Key metrics that shape AI visibility
What are the core pillars of AI search visibility?
ENTITY CLARITY
Make it obvious who you are, what you offer, and where you operate. Use consistent names, locations, categories, and attributes across page copy, schema, and business profiles.
ANSWER COVERAGE
Cover the main query plus the likely subquestions, because query fan-out means AI systems are searching across related intents, not only the exact phrase.
TRUST SIGNALS
Support claims with dates, facts, references, and primary sources. AI systems are more likely to cite content that reads like a dependable source, not a sales page.
FAST DELIVERY
Keep pages lightweight and renderable. Pre-rendered HTML and strong PageSpeed help ensure the content is actually available when crawlers and AI systems visit.
How accurate are AI search results for travel queries?
AI search results are useful, but they are not uniformly accurate, so travel brands should treat them as a discovery layer, not an authority. The safest assumption is that AI systems are directionally helpful, occasionally wrong, and most reliable when the underlying content is precise, current, and well structured.
Accuracy improves when the source material is clear. That is why keeping Google Business Profile data current, maintaining Google Merchant Center, and publishing explicit page facts matter so much, especially for hotels, events, and local attractions.

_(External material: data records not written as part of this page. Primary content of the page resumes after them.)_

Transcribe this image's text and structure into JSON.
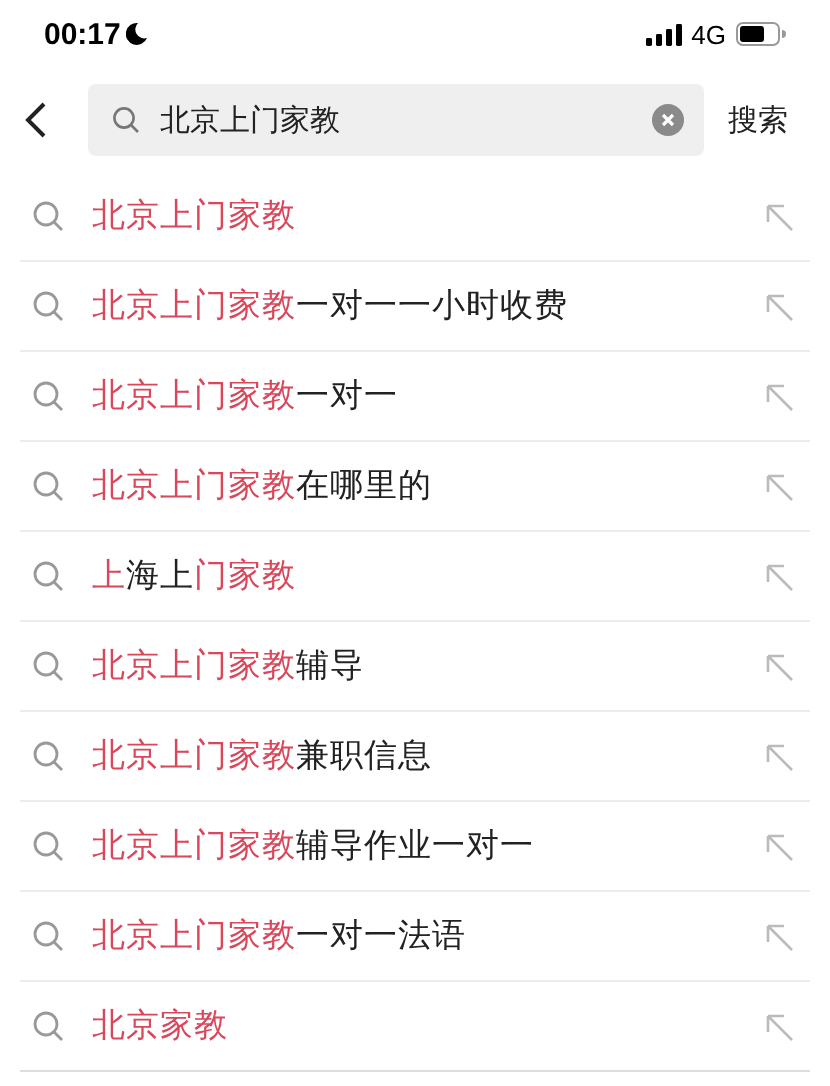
{
  "status_bar": {
    "time": "00:17",
    "network": "4G"
  },
  "search": {
    "value": "北京上门家教",
    "action": "搜索"
  },
  "suggestions": [
    {
      "parts": [
        {
          "text": "北京上门家教",
          "match": true
        }
      ]
    },
    {
      "parts": [
        {
          "text": "北京上门家教",
          "match": true
        },
        {
          "text": "一对一一小时收费",
          "match": false
        }
      ]
    },
    {
      "parts": [
        {
          "text": "北京上门家教",
          "match": true
        },
        {
          "text": "一对一",
          "match": false
        }
      ]
    },
    {
      "parts": [
        {
          "text": "北京上门家教",
          "match": true
        },
        {
          "text": "在哪里的",
          "match": false
        }
      ]
    },
    {
      "parts": [
        {
          "text": "上",
          "match": true
        },
        {
          "text": "海上",
          "match": false
        },
        {
          "text": "门家教",
          "match": true
        }
      ]
    },
    {
      "parts": [
        {
          "text": "北京上门家教",
          "match": true
        },
        {
          "text": "辅导",
          "match": false
        }
      ]
    },
    {
      "parts": [
        {
          "text": "北京上门家教",
          "match": true
        },
        {
          "text": "兼职信息",
          "match": false
        }
      ]
    },
    {
      "parts": [
        {
          "text": "北京上门家教",
          "match": true
        },
        {
          "text": "辅导作业一对一",
          "match": false
        }
      ]
    },
    {
      "parts": [
        {
          "text": "北京上门家教",
          "match": true
        },
        {
          "text": "一对一法语",
          "match": false
        }
      ]
    },
    {
      "parts": [
        {
          "text": "北京家教",
          "match": true
        }
      ]
    }
  ]
}
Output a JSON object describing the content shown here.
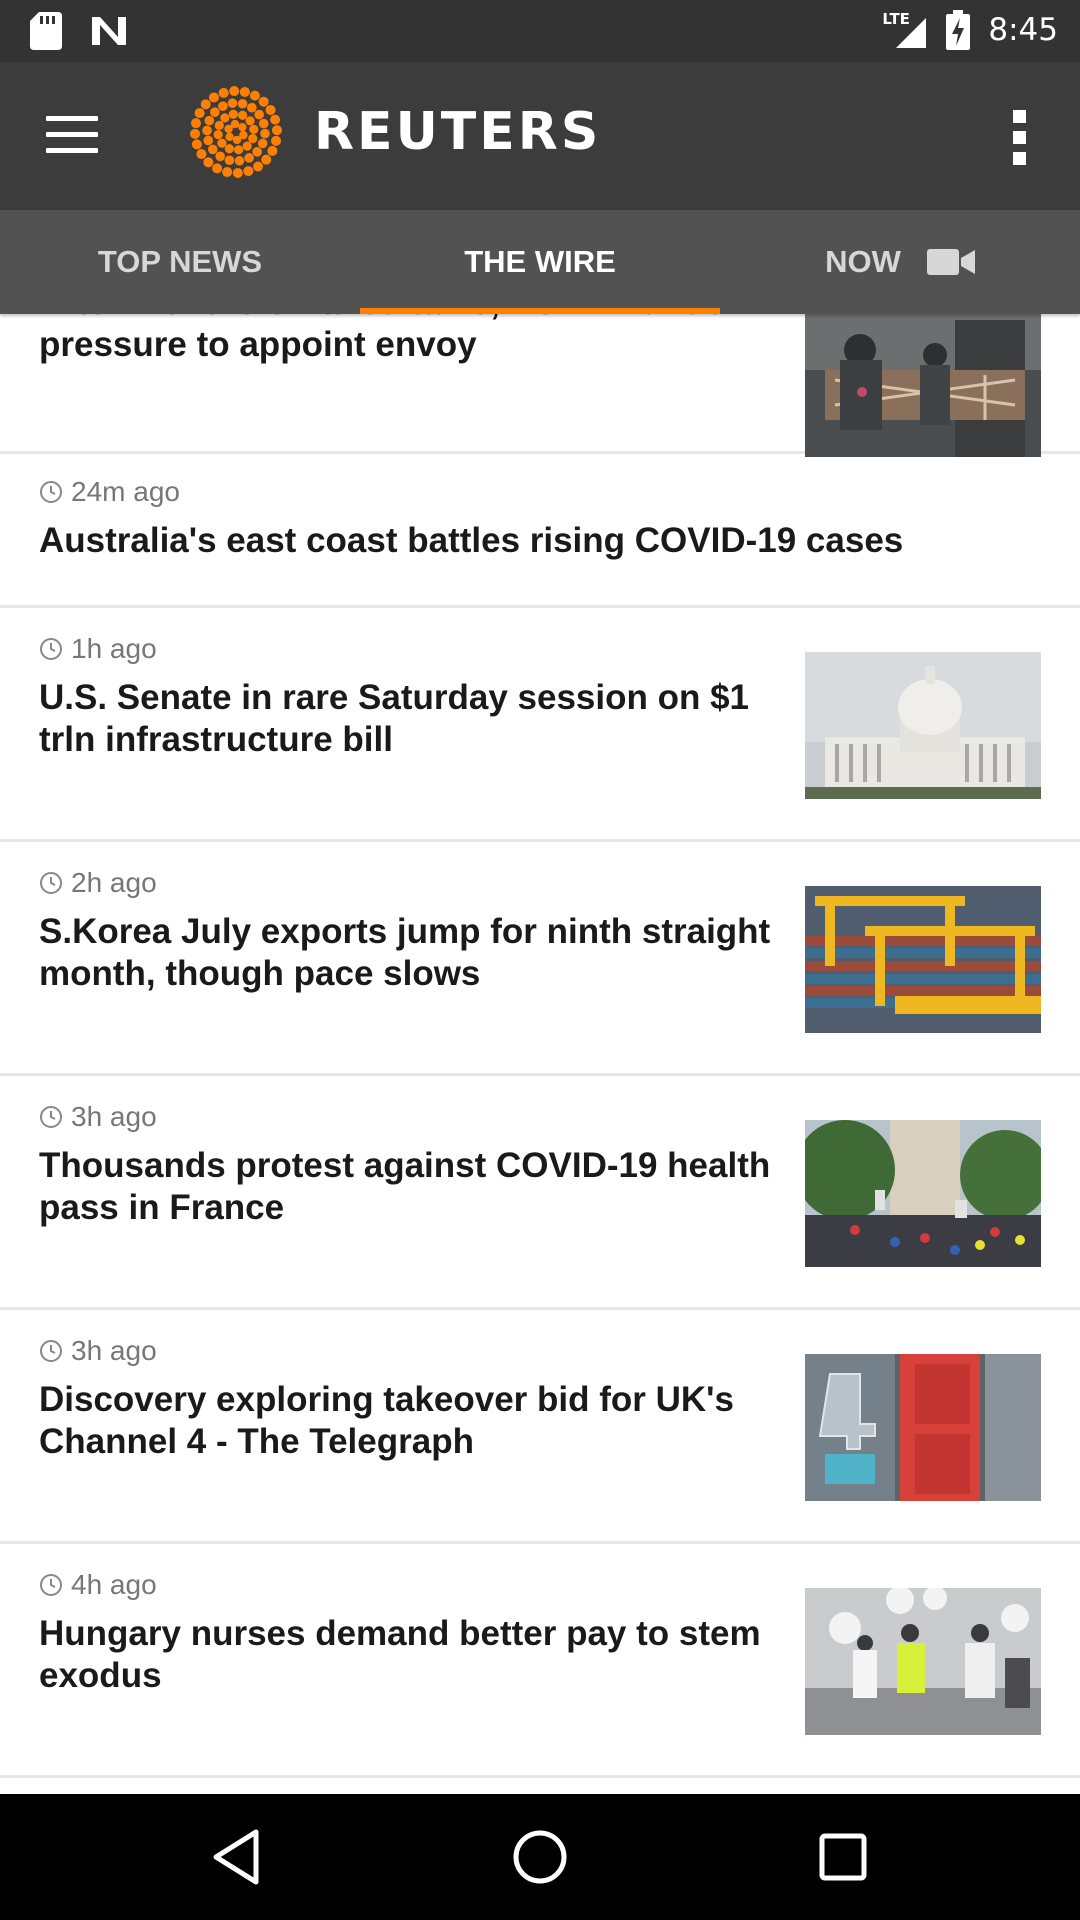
{
  "status_bar": {
    "network": "LTE",
    "time": "8:45",
    "icons": [
      "sd-card-icon",
      "n-notification-icon",
      "lte-signal-icon",
      "battery-charging-icon"
    ]
  },
  "app_bar": {
    "logo_text": "REUTERS",
    "brand_color": "#ff8000",
    "icons": [
      "hamburger-menu-icon",
      "reuters-logo",
      "overflow-menu-icon"
    ]
  },
  "tabs": [
    {
      "label": "TOP NEWS"
    },
    {
      "label": "THE WIRE",
      "active": true
    },
    {
      "label": "NOW",
      "icon": "video-camera-icon"
    }
  ],
  "stories": [
    {
      "time": "",
      "headline": "After months of failed talks, ASEAN under pressure to appoint envoy",
      "thumb": "soldiers-barricade-photo"
    },
    {
      "time": "24m ago",
      "headline": "Australia's east coast battles rising COVID-19 cases",
      "thumb": ""
    },
    {
      "time": "1h ago",
      "headline": "U.S. Senate in rare Saturday session on $1 trln infrastructure bill",
      "thumb": "capitol-building-photo"
    },
    {
      "time": "2h ago",
      "headline": "S.Korea July exports jump for ninth straight month, though pace slows",
      "thumb": "container-port-cranes-photo"
    },
    {
      "time": "3h ago",
      "headline": "Thousands protest against COVID-19 health pass in France",
      "thumb": "paris-protest-crowd-photo"
    },
    {
      "time": "3h ago",
      "headline": "Discovery exploring takeover bid for UK's Channel 4 - The Telegraph",
      "thumb": "channel-4-building-photo"
    },
    {
      "time": "4h ago",
      "headline": "Hungary nurses demand better pay to stem exodus",
      "thumb": "nurses-march-balloons-photo"
    }
  ],
  "nav_bar": {
    "icons": [
      "back-triangle-icon",
      "home-circle-icon",
      "recents-square-icon"
    ]
  }
}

For general search behavior, Google AI Mode and Google AI Overviews both rely on multiple sources, so inconsistencies can propagate quickly if your own data is incomplete.
If you are worried about brand representation, build a review loop around the questions that matter most, such as rate, location, amenities, opening dates, and accessibility. Then pair that with how to rank in Google AI Overview, how to show in AI search results, and how to get your website in AI overviews.
How to Check Your Site's AI Readiness
If you want to know how to show up on ai searches, the fastest way to begin is to audit the pages you already rely on for bookings or leads. A free health check can reveal gaps in schema markup, PageSpeed, and AI-readiness before they become visibility problems. That kind of audit is especially useful for travel brands with large destination libraries or multilingual content, because the issues are often structural rather than editorial. It is usually easier to fix a few template-level problems once than to patch hundreds of pages later.